Given the above, use of previously collected nerve conduction data may be of value in circumstance #1. An employer may submit medical information and records obtained in an “Employment Entrance Examination” (the legal term for “Post-Offer”) to state workers’ compensation offices and a “second injury” fund without violating ADA confidentiality requirements. Assuming that the post-injury examination contained valid, comparable data then there may be value to having obtained the original data. If NCD data presents an effective apportionment tool then investment in data collection for comparative use in an impairment setting may be worthy.

Circumstances #2 and #3 are more problematic. While the first instance takes place in an impairment evaluation environment, the other two instances occur in a disability evaluation environment. (Refer to the American Medical Association Guides to the Evaluation of Impairment “AMA Guides Sixth” for a refresher on the difference between impairment and disability.) The practical and cost effective value of NCD in a disability evaluation setting requires more thought.
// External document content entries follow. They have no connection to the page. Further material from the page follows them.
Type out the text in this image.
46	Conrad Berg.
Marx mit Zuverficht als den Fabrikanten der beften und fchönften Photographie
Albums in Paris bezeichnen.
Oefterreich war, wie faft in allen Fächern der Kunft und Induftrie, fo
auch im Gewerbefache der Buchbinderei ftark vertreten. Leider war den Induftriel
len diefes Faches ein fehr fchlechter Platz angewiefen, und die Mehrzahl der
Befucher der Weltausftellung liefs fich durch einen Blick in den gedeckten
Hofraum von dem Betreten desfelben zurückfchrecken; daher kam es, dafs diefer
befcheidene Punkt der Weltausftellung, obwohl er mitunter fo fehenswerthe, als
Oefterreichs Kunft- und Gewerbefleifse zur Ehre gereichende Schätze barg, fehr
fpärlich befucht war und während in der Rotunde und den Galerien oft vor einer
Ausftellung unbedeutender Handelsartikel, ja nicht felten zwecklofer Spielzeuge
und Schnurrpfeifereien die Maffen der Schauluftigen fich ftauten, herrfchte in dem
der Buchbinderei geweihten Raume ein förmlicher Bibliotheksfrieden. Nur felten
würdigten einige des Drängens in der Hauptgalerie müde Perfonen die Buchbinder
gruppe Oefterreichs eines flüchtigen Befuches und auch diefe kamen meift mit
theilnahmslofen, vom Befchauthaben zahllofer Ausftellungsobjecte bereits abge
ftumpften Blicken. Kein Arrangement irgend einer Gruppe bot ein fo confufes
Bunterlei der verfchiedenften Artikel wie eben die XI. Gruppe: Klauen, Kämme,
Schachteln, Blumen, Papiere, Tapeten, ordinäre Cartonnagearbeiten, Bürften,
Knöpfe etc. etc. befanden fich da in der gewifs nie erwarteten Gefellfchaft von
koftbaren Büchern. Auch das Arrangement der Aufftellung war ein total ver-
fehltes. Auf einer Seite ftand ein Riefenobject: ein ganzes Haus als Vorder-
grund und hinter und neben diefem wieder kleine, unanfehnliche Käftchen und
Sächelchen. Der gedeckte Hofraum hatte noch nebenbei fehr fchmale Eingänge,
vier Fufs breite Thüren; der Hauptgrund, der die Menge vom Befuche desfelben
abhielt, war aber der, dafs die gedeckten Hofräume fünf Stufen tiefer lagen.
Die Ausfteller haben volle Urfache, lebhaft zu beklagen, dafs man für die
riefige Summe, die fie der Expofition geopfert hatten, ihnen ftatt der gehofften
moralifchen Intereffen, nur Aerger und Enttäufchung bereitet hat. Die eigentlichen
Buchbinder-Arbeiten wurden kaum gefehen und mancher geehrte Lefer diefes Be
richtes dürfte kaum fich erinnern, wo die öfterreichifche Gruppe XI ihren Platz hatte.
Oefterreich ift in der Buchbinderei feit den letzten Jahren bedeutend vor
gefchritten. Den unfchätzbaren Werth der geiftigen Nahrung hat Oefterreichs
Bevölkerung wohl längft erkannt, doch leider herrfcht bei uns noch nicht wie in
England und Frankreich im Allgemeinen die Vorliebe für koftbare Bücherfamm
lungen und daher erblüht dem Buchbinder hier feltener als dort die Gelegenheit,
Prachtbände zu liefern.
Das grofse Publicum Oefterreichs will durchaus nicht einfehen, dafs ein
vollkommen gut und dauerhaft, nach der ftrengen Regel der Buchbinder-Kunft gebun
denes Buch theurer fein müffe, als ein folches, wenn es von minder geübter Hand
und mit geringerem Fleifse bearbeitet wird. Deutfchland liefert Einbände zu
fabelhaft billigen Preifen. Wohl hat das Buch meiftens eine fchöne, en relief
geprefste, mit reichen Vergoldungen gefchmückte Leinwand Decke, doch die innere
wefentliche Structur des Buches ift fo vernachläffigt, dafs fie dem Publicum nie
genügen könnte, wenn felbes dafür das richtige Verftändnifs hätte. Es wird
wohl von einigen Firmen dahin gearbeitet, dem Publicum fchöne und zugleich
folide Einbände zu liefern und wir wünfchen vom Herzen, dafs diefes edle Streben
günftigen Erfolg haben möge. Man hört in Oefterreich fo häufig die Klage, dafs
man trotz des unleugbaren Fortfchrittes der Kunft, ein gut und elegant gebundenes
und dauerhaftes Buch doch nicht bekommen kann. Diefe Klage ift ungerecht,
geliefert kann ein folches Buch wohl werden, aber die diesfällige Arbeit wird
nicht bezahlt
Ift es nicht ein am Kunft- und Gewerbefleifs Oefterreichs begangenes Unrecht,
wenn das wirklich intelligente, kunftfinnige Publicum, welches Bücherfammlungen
When medical data are called upon to deem an individual’s return to work ability under ADA Title I, the burden of connecting the compromised muscle, nerve, body structure, or body function to the physical demand of the essential function falls to the disability-trained medical practitioner and supporting work evaluators. This is because we are now in the stage of determining functional work ability with or without reasonable accommodation. To remain in compliance with ADA Title I, the medical practitioner is tied to federal court guidelines for the third stage (after employment begins) of employment wherein an employer may make disability-related inquiries and require medical examinations only if they are job-related and consistent with business necessity. There may be activity in the WC arena but the overarching rules of disability evaluation under ADA Title I, rather than a particular state’s workers’ compensation process, takes precedence. And this precedent clearly requires a direct, job-related link, from the data used to reach a medical conclusions that denies employment based on a disability which compromises an individual’s ability to safely and effectively perform the physical or cognitive demands of one or more essential functions of the job to which the individual is attached (Indergard v. Georgia-Pacific Corp., No. 08-35278 (9th Cir. Sept. 28, 2009) “We vacate the judgment and remand the case to the district court to determine whether the PCE was job related and consistent with business necessity“).